A Florida developer- after a protracted fight- eventually bought the facility for pennies on the dollar and decided to convert the building into a first class non-casino hotel by using the available space to build an indoor water park.  It is an attraction that Atlantic City lacks and would have been open year round.  However, the owner of the power plant cut electricity to the building rendering it dark and dangerous.  The city ordered the developer- Glenn Straub- to provide electricity by either purchasing it from the power plant owners, or buying the power plant.  It should be noted that this power plant was built exclusively for the Revel.  He did neither and instead brought in portable generators.

Unfortunately, the State Department of Environmental Protection (they make the federal EPA look like Girl Scouts) deemed the generators a threat to local air quality and ordered them off.  Straub has recently told the courts in the ongoing litigation that he intends to tap into the existing Atlantic City grid for electricity and that the substation infrastructure exists.  The power plant claims those substations are their property and if Straub touches them, they will sue him for trespass.  As of today, an interim agreement was reached at the insistence of the city that Revel have some source of electricity to power their fire suppression system.  He is currently purchasing it from the neighboring closed Showboat.
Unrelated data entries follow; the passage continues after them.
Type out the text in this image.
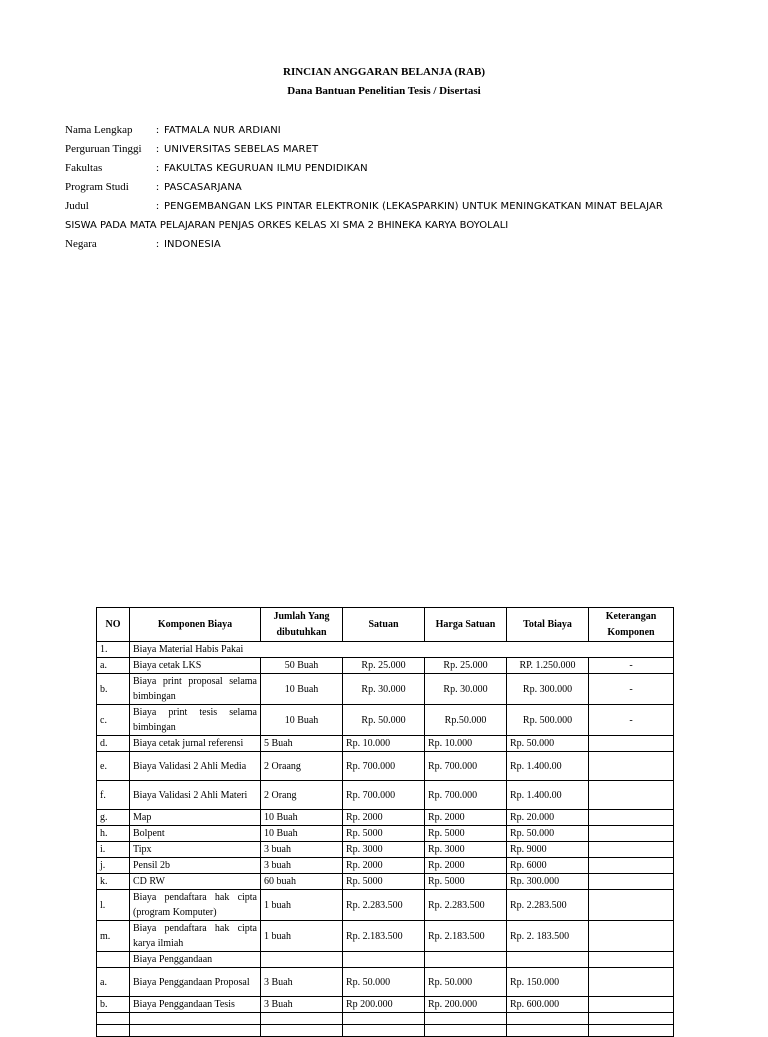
RINCIAN ANGGARAN BELANJA (RAB)
Dana Bantuan Penelitian Tesis / Disertasi
Nama Lengkap : FATMALA NUR ARDIANI
Perguruan Tinggi : UNIVERSITAS SEBELAS MARET
Fakultas	: FAKULTAS KEGURUAN ILMU PENDIDIKAN
Program Studi : PASCASARJANA
Judul	: PENGEMBANGAN LKS PINTAR ELEKTRONIK (LEKASPARKIN) UNTUK MENINGKATKAN MINAT BELAJAR
SISWA PADA MATA PELAJARAN PENJAS ORKES KELAS XI SMA 2 BHINEKA KARYA BOYOLALI
Negara	: INDONESIA
NO	Komponen Biaya	Jumlah Yang dibutuhkan	Satuan	Harga Satuan	Total Biaya	Keterangan Komponen
1.	Biaya Material Habis Pakai					
a.	Biaya cetak LKS	50 Buah	Rp. 25.000	Rp. 25.000	RP. 1.250.000	-
b.	Biaya print proposal selama bimbingan	10 Buah	Rp. 30.000	Rp. 30.000	Rp. 300.000	-
c.	Biaya print tesis selama bimbingan	10 Buah	Rp. 50.000	Rp.50.000	Rp. 500.000	-
d.	Biaya cetak jurnal referensi	5 Buah	Rp. 10.000	Rp. 10.000	Rp. 50.000	
e.	Biaya Validasi 2 Ahli Media	2 Oraang	Rp. 700.000	Rp. 700.000	Rp. 1.400.00	
f.	Biaya Validasi 2 Ahli Materi	2 Orang	Rp. 700.000	Rp. 700.000	Rp. 1.400.00	
g.	Map	10 Buah	Rp. 2000	Rp. 2000	Rp. 20.000	
h.	Bolpent	10 Buah	Rp. 5000	Rp. 5000	Rp. 50.000	
i.	Tipx	3 buah	Rp. 3000	Rp. 3000	Rp. 9000	
j.	Pensil 2b	3 buah	Rp. 2000	Rp. 2000	Rp. 6000	
k.	CD RW	60 buah	Rp. 5000	Rp. 5000	Rp. 300.000	
l.	Biaya pendaftara hak cipta (program Komputer)	1 buah	Rp. 2.283.500	Rp. 2.283.500	Rp. 2.283.500	
m.	Biaya pendaftara hak cipta karya ilmiah	1 buah	Rp. 2.183.500	Rp. 2.183.500	Rp. 2. 183.500	
	Biaya Penggandaan					
a.	Biaya Penggandaan Proposal	3 Buah	Rp. 50.000	Rp. 50.000	Rp. 150.000	
b.	Biaya Penggandaan Tesis	3 Buah	Rp 200.000	Rp. 200.000	Rp. 600.000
This illustrates two things: (1) the State should have stayed out of the desire to get Revel opened, and (2) how the city and state treat developers with plans to revitalize the city.  The web of regulations from the city and from the state are delaying efforts to convert the Revel.  Chris Christie in particular placed billions of dollars on the line with the Revel- dollars the state is now on the hook for.  Meanwhile, the city loses property tax revenue while the Revel sits vacant.  The same goes for the Showboat which was bought by Stockton University.  Being a state college, it was not obligated to pay property taxes, but agreed to pay a yearly lump sum regardless to the city and the resulting surrounding development would have paid property taxes.

As a result, Atlantic City now faces a huge budget deficit.  The city’s school budget has been seriously slashed leading to elimination of over 220 teaching positions.  Fire and police cuts are likely coming next as well as a reduction in the public works department.  This comes at time when residents were facing draconian property tax hikes to make up for the lost revenue from closed casinos.

This is Atlantic City!  They want the investment, but they make the investors jump through regulatory and financial hoops.  They want the development, but place environmental and regulatory hurdles in the way.  They want new, innovative and non-casino attractions, then do everything to keep it from becoming reality.  In less than a year- with so much promise on the line- they have followed through on a well-worn Atlantic City tradition- shoot yourself in the foot.